Kinship ties are the most widespread and useful way for gangland bosses to create guanxi with government officials in small towns. However, a kinship guanxi base was not a major way for most gang bosses in Chongqing—a large city in China—to establish guanxi with police chief Wen Qiang or Wen’s subordinates (Journalist A 2011; Journalist D 2011). Under Wen’s umbrella, there was only one criminal organization—Xie Caiping’s gang—creating links with Wen Qiang and his subordinates through kinship ties. Xie Caiping, Wen’s sister-in-law, was known as the ‘godmother’ of the Chongqing criminal underworld. Although the guanxi between Wen and Xie was bad,[1] Xie had a good affection-based relationship with Wen’s wife, so family ties still worked very well in Xie’s criminal business (Journalist A 2011; Journalist D 2011). Thanks to Wen’s influence, this kinship guanxi base also facilitated Xie to create and maintain good guanxi with local police officers, including Wen’s subordinate Zhao Liming, and two other police officers, Guo Sheng and Gan Yong. The establishment of extensive guanxi networks with local police officers enabled Xie not only to be an influential female gang boss, but also to be an effective protector who safeguarded the illegal businesses of other gangsters; for example, she offered protection to Xia Ping’s gang (Li et al. 2010).

Most locally based gang bosses in Chongqing did not have kinship ties with Wen and his subordinates, but because all these gang bosses possessed extensive guanxi webs in Chongqing’s underworld and overworld, they were still able to establish guanxi with these corrupt police officers by identifying common social identities and a common third party, or by creating anticipatory bases.
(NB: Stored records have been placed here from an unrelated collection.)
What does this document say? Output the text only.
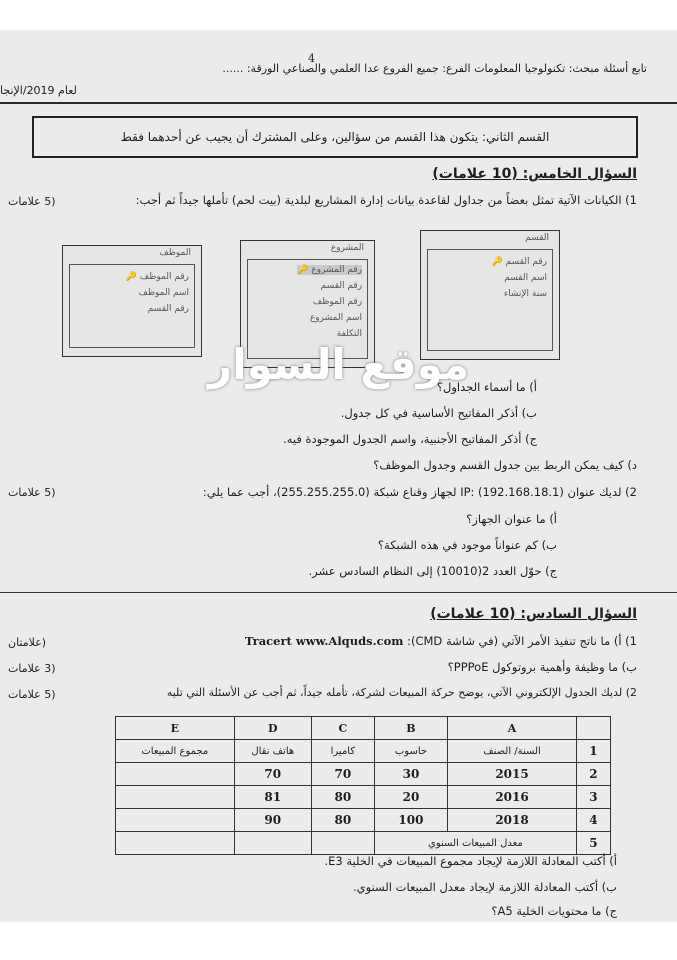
4
تابع أسئلة مبحث: تكنولوجيا المعلومات الفرع: جميع الفروع عدا العلمي والصناعي الورقة: ......
لعام 2019/الإنجا
القسم الثاني: يتكون هذا القسم من سؤالين، وعلى المشترك أن يجيب عن أحدهما فقط
السؤال الخامس: (10 علامات)
1) الكيانات الآتية تمثل بعضاً من جداول لقاعدة بيانات إدارة المشاريع لبلدية (بيت لحم) تأملها جيداً ثم أجب:
(5 علامات
الموظف
🔑 رقم الموظف
اسم الموظف
رقم القسم
المشروع
🔑 رقم المشروع
رقم القسم
رقم الموظف
اسم المشروع
التكلفة
القسم
🔑 رقم القسم
اسم القسم
سنة الإنشاء
موقع السوار
أ) ما أسماء الجداول؟
ب) أذكر المفاتيح الأساسية في كل جدول.
ج) أذكر المفاتيح الأجنبية، واسم الجدول الموجودة فيه.
د) كيف يمكن الربط بين جدول القسم وجدول الموظف؟
2) لديك عنوان IP: (192.168.18.1) لجهاز وقناع شبكة (255.255.255.0)، أجب عما يلي:
(5 علامات
أ) ما عنوان الجهاز؟
ب) كم عنواناً موجود في هذه الشبكة؟
ج) حوّل العدد 2(10010) إلى النظام السادس عشر.
السؤال السادس: (10 علامات)
1) أ) ما ناتج تنفيذ الأمر الآتي (في شاشة CMD): Tracert www.Alquds.com
(علامتان
ب) ما وظيفة وأهمية بروتوكول PPPoE؟
(3 علامات
2) لديك الجدول الإلكتروني الآتي، يوضح حركة المبيعات لشركة، تأمله جيداً، ثم أجب عن الأسئلة التي تليه
(5 علامات
E	D	C	B	A	
مجموع المبيعات	هاتف نقال	كاميرا	حاسوب	السنة/ الصنف	1
	70	70	30	2015	2
	81	80	20	2016	3
	90	80	100	2018	4
			معدل المبيعات السنوي		5
أ) أكتب المعادلة اللازمة لإيجاد مجموع المبيعات في الخلية E3.
ب) أكتب المعادلة اللازمة لإيجاد معدل المبيعات السنوي.
ج) ما محتويات الخلية A5؟
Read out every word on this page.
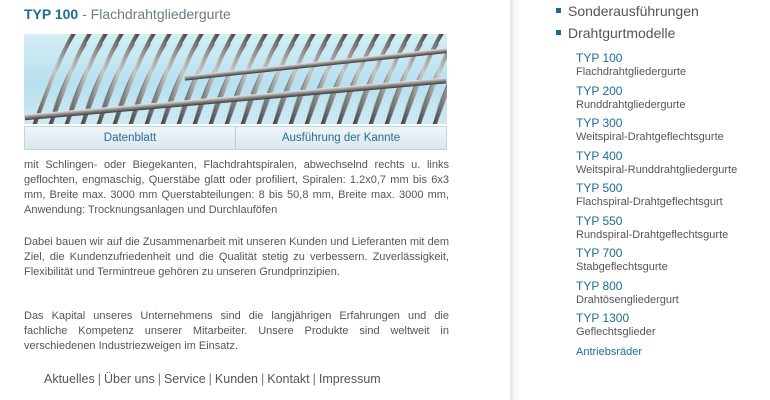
TYP 100 - Flachdrahtgliedergurte
Datenblatt	Ausführung der Kannte
mit Schlingen- oder Biegekanten, Flachdrahtspiralen, abwechselnd rechts u. links geflochten, engmaschig, Querstäbe glatt oder profiliert, Spiralen: 1.2x0,7 mm bis 6x3 mm, Breite max. 3000 mm Querstabteilungen: 8 bis 50,8 mm, Breite max. 3000 mm, Anwendung: Trocknungsanlagen und Durchlauföfen
Dabei bauen wir auf die Zusammenarbeit mit unseren Kunden und Lieferanten mit dem Ziel, die Kundenzufriedenheit und die Qualität stetig zu verbessern. Zuverlässigkeit, Flexibilität und Termintreue gehören zu unseren Grundprinzipien.
Das Kapital unseres Unternehmens sind die langjährigen Erfahrungen und die fachliche Kompetenz unserer Mitarbeiter. Unsere Produkte sind weltweit in verschiedenen Industriezweigen im Einsatz.
Aktuelles | Über uns | Service | Kunden | Kontakt | Impressum
Sonderausführungen
Drahtgurtmodelle
TYP 100
Flachdrahtgliedergurte
TYP 200
Runddrahtgliedergurte
TYP 300
Weitspiral-Drahtgeflechtsgurte
TYP 400
Weitspiral-Runddrahtgliedergurte
TYP 500
Flachspiral-Drahtgeflechtsgurt
TYP 550
Rundspiral-Drahtgeflechtsgurte
TYP 700
Stabgeflechtsgurte
TYP 800
Drahtösengliedergurt
TYP 1300
Geflechtsglieder
Antriebsräder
An example of identifying common social identities might work as follows: a gang boss would identify the police officer who took charge of a criminal case his gang members were involved in, and get familiar with that officer by finding mutual friends and common experiences.

Being a member of a people’s congress or a people’s political consultative conference provides a valuable guanxi base for gangland bosses to enter into other members’ guanxi networks, allowing them to infiltrate the Chinese political system (Xia 2004). In contemporary mainland China, local economic development is inseparable from the entertainment businesses owned by gangland bosses, such as nightclubs, casinos, and the ‘red light’ districts (Wang 2012b). This makes the relationship between the local governments and nightclub managers harmonious rather than hostile. Moreover, illegal entrepreneurs can buy off senior officials and be admitted into people’s congresses or people’s political consultative conferences (Government official A 2012; Manager A 2012). For instance, Chen Mingliang, a billionaire and notorious gang boss operating prostitution rings, was a member of the People’s Congress in Chongqing’s Yuzhong District before he was arrested in June 2009. Taking part in people’s congresses not only provided Chen with a legitimate cover, but also enabled him to develop friendly relationships with senior government officials, including two former police chiefs: Wen Qiang and Peng Changjian.

  • [1] Wen Qiang perceived that Xie Caiping’s involvement in gambling businesseswas a discredit to his family, so the personal relationship between Wen and Xie wasnot good.